People forced to flee homes need to be treated with dignity, India’s efforts laudable: UNHCR

New Delhi: People who are forced to flee from their homes or are displaced need to be treated with dignity, UNHCR Assistant High Commissioner Gillian Triggs said, lauding India’s efforts in opening its borders to refugees.

Triggs, who is on a four-day visit to India, was speaking at the inauguration of the Charkha exhibition at the National Gandhi Museum.

She praised India’s efforts to the protection of Tibetans and the Sri Lankan Tamils.

“One of the first reasons that I wanted to come to India was the fact that India has a very long history of support for refugees. India opened its borders and it protected many people over many centuries,” Triggs said.

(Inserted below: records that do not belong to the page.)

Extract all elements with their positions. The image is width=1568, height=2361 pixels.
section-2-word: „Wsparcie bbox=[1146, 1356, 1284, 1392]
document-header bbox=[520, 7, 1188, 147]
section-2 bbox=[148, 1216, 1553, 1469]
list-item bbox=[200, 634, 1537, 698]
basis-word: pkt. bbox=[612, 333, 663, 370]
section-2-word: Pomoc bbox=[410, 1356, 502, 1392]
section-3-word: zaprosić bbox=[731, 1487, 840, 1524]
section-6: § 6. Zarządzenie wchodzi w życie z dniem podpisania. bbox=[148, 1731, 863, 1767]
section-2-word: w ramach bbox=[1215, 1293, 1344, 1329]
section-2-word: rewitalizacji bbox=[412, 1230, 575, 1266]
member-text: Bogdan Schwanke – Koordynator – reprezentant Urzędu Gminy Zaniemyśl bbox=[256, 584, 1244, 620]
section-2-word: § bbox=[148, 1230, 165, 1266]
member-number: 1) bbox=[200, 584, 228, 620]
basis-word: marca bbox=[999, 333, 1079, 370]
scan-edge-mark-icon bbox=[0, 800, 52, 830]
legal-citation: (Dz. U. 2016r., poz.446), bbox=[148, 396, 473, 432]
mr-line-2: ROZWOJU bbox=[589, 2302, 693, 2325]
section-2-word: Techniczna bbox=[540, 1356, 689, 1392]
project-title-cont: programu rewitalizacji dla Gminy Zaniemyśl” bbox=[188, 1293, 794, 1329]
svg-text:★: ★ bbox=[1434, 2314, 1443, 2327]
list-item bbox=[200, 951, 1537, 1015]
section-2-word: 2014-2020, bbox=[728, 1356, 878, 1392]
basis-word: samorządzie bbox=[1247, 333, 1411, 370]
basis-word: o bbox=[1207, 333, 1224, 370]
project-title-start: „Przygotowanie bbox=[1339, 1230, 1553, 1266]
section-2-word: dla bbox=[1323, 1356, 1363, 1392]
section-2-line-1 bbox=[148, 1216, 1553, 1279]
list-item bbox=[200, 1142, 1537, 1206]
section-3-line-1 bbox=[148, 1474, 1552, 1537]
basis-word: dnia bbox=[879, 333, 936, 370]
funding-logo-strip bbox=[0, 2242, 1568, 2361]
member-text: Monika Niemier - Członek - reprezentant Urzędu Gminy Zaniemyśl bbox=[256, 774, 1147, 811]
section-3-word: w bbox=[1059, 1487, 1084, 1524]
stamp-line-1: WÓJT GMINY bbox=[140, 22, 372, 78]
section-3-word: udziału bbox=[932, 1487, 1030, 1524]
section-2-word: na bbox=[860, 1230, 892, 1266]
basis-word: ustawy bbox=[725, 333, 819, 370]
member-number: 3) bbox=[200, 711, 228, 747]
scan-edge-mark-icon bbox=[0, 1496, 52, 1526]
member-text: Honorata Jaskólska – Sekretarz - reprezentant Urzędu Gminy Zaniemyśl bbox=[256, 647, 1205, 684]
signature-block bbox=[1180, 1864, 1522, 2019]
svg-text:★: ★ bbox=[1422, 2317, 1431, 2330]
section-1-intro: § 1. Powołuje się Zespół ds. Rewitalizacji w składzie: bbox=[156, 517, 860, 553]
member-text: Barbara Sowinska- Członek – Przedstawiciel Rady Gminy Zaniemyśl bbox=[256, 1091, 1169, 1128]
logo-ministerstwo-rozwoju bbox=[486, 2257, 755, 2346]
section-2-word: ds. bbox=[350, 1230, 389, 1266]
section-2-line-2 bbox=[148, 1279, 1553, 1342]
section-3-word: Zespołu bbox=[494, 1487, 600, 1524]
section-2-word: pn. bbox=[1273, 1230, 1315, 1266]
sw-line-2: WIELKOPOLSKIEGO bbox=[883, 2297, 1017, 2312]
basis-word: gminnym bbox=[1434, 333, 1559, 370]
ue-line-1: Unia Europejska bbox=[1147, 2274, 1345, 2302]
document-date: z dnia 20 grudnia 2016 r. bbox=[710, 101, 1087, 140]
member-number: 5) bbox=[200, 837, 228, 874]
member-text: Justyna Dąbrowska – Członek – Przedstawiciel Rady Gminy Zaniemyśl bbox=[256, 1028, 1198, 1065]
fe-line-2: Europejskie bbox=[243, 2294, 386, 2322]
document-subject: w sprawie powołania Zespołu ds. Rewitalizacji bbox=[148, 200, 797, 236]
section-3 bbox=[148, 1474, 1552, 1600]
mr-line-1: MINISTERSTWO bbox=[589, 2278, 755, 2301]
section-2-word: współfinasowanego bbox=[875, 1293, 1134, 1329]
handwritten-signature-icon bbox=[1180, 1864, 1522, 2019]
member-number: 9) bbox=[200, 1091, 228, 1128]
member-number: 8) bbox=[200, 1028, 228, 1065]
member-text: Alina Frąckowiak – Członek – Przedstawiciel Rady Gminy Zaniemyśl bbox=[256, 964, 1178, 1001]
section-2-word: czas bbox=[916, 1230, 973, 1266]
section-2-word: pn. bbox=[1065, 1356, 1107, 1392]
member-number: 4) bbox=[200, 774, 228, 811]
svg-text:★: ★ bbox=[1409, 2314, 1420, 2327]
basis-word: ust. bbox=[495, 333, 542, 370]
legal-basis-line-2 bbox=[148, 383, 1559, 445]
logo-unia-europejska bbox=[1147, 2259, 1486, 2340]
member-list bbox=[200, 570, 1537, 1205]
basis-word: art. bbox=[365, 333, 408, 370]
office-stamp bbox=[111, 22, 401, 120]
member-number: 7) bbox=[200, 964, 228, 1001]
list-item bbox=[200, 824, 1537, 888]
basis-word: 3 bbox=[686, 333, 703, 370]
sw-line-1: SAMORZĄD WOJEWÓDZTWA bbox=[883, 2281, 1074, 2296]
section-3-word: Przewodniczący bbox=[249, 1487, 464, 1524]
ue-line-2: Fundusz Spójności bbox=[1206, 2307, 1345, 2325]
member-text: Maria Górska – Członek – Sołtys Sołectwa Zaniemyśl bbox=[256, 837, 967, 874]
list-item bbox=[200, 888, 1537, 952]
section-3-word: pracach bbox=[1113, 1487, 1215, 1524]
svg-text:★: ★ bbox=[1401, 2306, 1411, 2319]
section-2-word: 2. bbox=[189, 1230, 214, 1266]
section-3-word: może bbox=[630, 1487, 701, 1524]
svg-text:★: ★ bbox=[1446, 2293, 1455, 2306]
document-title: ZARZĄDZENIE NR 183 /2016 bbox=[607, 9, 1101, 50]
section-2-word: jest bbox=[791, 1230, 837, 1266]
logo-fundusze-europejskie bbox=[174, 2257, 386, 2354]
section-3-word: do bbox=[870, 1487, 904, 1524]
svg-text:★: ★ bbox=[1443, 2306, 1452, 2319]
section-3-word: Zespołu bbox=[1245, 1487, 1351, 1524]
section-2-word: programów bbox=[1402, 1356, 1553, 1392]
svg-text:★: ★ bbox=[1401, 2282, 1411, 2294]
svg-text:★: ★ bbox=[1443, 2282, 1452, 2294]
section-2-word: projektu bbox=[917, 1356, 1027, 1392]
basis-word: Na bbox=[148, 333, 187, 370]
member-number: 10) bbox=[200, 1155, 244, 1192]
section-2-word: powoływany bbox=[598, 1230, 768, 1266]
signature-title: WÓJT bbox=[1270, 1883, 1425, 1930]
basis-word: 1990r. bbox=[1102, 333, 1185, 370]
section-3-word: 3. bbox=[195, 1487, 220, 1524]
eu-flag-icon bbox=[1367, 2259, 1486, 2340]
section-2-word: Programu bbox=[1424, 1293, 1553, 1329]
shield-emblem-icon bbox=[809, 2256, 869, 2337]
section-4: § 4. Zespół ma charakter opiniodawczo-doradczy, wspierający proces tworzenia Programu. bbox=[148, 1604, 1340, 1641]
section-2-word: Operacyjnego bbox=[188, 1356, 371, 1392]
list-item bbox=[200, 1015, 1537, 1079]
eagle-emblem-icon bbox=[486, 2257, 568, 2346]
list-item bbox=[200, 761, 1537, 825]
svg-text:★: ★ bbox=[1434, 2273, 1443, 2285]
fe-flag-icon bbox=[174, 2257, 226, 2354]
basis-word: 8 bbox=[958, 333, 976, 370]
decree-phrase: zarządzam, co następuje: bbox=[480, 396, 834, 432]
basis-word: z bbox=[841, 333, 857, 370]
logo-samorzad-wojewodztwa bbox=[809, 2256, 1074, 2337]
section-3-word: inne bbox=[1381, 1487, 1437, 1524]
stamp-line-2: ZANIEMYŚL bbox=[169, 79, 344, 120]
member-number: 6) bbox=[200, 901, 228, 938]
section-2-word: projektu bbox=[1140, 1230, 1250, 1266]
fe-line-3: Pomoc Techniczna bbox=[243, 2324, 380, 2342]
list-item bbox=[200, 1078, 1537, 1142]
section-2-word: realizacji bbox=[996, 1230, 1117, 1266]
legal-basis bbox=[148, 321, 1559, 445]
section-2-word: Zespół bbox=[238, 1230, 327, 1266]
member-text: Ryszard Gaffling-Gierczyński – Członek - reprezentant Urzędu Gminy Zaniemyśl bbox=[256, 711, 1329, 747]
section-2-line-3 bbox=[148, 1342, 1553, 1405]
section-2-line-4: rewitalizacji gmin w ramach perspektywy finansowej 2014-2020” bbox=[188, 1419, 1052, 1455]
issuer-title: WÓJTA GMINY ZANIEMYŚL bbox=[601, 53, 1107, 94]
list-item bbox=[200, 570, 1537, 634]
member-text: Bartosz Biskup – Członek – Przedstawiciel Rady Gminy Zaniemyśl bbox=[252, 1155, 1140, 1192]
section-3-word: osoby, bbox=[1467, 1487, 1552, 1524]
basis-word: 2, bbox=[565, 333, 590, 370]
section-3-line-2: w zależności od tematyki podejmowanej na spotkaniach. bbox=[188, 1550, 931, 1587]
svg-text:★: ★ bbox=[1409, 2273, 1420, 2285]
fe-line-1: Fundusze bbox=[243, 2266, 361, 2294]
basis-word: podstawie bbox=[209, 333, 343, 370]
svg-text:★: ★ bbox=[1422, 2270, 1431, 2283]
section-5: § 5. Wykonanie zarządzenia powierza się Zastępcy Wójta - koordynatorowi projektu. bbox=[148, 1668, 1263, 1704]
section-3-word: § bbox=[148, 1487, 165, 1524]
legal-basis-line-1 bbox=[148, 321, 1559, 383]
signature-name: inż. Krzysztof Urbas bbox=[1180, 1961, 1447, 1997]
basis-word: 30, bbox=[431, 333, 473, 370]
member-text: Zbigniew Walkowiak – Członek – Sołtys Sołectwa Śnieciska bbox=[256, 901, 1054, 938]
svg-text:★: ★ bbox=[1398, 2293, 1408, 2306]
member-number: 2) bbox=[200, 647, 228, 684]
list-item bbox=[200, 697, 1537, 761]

Linking Mahatma Gandhi’s use of the spinning wheel (charkha) to self-reliance, Triggs said people who are forced to flee from their homes, who are displaced to be treated with dignity and a part of that search for dignity is self-reliance.

“I understand that this was very much behind Mahatma Gandhi’s thinking that to be able to spin this, the concept to do this yourself, was a way of empowering them (people) and of showing that they could be independent and self-reliant,” she said.

“We both value India’s contribution to protection for people in need. But we also value the contribution that they make as refugees to the communities… there are many examples of the support that India has given more recently to the people of Afghanistan and people fleeing from Myanmar,” she added.

Triggs said the UNHCR has the mandate to offer protection to those who have been forced to flee. “We understand that this recalls the spirit or adds to the concept to uplift the poorest and the most deprived of people that are, sadly in these very troubled times, very vulnerable.”

“But we’d suggest that all too often, those who are displaced, who are refugees are among the most vulnerable in any country because they fled with nothing and they depend on all of us to gain or regain the self-reliance or self-sufficiency, that’s so important,” Triggs said.